Modern dünyada ülkelerin ekonomik büyüme yarışı içine girdiklerini söyleyen Özdebir, sözlerini şöyle sürdürdü: “Hükümetlerin performansında belirleyici olan unsur, milli geliri ne kadar artırdıkları, matematiksel olarak kişi başına düşen hasılayı ne derece yükselttikleri ile ölçülüyor. Ne var ki kaliteli yaşam, çevre kirliliği, ekolojik dengenin bozulması, küresel ısınma, sudaki yaşam, temiz suya erişim, sorumlu üretim gibi kavramların hiçbirinin karşılığını milli gelir rakamlarında görme şansına sahip değiliz. Bundan dolayı ekonomik gelişmenin ölçümünde bu yeni faktörlere de yer verilmesi gerektiğine dair görüşler, Gayrisafi Yurt İçi Hasıla’nın (GSYH) ötesinde bir göstergeye ihtiyaç olduğunu ortaya çıkarmıştır.”

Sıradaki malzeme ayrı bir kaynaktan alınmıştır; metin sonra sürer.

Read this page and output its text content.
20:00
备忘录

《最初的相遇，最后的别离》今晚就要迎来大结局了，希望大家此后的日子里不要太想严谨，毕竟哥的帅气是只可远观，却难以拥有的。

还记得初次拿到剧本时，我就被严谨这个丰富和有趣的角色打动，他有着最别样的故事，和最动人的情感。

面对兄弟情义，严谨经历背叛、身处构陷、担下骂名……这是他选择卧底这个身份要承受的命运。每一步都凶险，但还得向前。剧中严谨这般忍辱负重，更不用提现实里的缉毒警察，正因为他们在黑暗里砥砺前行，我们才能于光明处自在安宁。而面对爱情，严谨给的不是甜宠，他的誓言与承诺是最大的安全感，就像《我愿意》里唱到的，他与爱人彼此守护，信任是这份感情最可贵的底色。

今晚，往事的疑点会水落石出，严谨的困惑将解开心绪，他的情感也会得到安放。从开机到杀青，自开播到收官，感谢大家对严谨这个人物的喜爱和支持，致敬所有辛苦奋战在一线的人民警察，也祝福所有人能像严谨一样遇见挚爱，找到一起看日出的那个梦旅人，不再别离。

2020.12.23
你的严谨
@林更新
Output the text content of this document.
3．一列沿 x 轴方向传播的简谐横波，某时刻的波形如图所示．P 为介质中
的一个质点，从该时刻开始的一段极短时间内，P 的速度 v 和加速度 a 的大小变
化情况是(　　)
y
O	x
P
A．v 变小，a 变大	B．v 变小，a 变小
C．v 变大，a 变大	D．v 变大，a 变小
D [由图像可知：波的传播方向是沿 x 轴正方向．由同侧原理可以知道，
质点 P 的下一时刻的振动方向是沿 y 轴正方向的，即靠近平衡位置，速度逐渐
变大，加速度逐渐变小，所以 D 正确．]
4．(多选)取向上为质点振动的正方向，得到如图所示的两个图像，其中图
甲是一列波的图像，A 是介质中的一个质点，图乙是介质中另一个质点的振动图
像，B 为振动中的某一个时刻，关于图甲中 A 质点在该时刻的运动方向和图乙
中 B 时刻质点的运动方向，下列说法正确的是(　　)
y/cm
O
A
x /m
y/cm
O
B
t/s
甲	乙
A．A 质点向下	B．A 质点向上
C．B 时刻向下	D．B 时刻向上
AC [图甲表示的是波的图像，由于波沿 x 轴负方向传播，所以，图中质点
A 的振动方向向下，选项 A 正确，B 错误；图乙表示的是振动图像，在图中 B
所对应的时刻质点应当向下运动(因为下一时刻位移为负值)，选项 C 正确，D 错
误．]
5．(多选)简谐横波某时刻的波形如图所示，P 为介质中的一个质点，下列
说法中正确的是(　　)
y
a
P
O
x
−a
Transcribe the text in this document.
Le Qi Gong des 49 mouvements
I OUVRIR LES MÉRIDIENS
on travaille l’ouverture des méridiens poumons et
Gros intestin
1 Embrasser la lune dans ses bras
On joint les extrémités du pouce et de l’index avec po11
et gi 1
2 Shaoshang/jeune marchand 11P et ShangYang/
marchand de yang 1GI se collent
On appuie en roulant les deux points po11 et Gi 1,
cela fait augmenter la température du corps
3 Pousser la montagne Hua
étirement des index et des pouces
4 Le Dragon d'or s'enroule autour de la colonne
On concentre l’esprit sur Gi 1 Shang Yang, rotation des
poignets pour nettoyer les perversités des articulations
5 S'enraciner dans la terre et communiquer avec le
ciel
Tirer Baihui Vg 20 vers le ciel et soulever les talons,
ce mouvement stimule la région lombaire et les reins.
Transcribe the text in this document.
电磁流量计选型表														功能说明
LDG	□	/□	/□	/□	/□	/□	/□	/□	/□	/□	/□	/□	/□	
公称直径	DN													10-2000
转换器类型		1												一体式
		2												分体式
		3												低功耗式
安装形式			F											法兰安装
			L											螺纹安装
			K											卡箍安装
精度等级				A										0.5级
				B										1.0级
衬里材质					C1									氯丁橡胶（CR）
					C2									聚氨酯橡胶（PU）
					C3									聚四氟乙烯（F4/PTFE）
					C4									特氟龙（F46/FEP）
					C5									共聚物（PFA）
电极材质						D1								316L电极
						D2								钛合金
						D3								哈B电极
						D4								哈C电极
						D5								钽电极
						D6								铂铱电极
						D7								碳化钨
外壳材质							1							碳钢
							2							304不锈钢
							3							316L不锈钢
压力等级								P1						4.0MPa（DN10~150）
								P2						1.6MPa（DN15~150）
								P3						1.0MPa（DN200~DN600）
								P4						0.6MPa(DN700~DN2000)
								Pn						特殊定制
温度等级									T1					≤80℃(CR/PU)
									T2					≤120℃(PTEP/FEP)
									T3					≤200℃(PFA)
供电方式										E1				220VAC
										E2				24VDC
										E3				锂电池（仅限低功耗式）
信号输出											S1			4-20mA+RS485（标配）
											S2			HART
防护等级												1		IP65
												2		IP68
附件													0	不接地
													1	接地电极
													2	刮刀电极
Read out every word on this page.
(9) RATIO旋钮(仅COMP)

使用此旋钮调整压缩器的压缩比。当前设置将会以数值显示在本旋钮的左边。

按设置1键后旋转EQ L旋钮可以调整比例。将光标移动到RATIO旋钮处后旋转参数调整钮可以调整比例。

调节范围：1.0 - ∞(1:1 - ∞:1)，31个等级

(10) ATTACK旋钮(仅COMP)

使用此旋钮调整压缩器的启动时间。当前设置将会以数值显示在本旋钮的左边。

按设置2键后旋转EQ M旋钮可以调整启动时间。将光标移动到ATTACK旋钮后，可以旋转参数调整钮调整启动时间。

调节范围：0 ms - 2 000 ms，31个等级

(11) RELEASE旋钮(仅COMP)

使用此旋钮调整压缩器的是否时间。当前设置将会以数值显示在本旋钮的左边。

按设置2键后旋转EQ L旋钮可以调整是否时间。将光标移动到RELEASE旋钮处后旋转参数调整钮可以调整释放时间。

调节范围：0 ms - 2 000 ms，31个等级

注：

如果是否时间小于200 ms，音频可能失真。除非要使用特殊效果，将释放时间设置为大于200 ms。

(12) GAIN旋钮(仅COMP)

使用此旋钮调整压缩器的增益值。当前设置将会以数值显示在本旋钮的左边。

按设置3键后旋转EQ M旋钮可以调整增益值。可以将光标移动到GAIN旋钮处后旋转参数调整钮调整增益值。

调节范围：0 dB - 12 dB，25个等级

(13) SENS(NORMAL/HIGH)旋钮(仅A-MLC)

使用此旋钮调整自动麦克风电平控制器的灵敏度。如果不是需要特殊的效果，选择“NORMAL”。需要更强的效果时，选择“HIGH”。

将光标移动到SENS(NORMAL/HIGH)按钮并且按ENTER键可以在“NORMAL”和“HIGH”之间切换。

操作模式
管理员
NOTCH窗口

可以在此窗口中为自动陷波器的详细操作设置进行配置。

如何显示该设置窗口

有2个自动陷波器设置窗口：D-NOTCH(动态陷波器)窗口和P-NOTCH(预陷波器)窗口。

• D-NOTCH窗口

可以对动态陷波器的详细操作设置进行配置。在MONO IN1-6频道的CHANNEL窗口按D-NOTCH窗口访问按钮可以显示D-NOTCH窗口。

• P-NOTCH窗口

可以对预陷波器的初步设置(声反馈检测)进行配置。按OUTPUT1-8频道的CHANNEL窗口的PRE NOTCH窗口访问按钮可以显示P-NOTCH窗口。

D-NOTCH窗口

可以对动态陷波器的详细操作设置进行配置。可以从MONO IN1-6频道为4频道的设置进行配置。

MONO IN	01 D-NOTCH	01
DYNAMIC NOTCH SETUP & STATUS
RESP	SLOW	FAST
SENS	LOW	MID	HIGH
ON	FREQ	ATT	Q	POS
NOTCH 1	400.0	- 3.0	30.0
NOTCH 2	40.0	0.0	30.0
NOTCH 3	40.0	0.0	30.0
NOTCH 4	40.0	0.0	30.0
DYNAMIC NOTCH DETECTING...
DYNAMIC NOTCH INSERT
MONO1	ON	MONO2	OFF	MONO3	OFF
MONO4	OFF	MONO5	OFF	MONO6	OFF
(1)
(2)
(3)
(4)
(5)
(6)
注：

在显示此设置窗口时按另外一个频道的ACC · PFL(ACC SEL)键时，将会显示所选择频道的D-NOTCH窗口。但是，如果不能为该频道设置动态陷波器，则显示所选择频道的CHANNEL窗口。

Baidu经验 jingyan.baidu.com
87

‘ÖNEMLİ OLAN YÜKSEK KATMA DEĞERLİ ÜRÜN’

BÜYÜMENİN sürdürülebilirliği için mutlaka ithalata bağımlılık ve cari açıktan kurtarılması gerektiğine vurgu yapan Nurettin Özdebir, “Bunun için de yerli girdilere yönelen ithal ikameci bir politika tercihi ortaya konması zaruridir. Böylece daha yüksek teknoloji üretip, ihraç edebilme potansiyelimiz artacaktır. Ürün çeşitliliğini çoğaltarak ihracat arttırılabilir ama önemli olan yüksek katma değerli ürünlerle ihracat yapabilmektir. Yüksek katma değerli dediğimiz zaman teknolojisi düşük olan bir ürün olsa bile bunun içerisindeki yerli katma değerini arttırabilirseniz ülkeye kalacak kısmını arttırmış olursunuz. İhracatımızın yüzde 70’i ithalata dayanmakta. 100 liralık ürün ihraç ettiğiniz zaman bunun 60-70 lirasını tekrar dışarı veriyoruz. Bunun ihracat değeri aslında 30 lira” diye konuştu.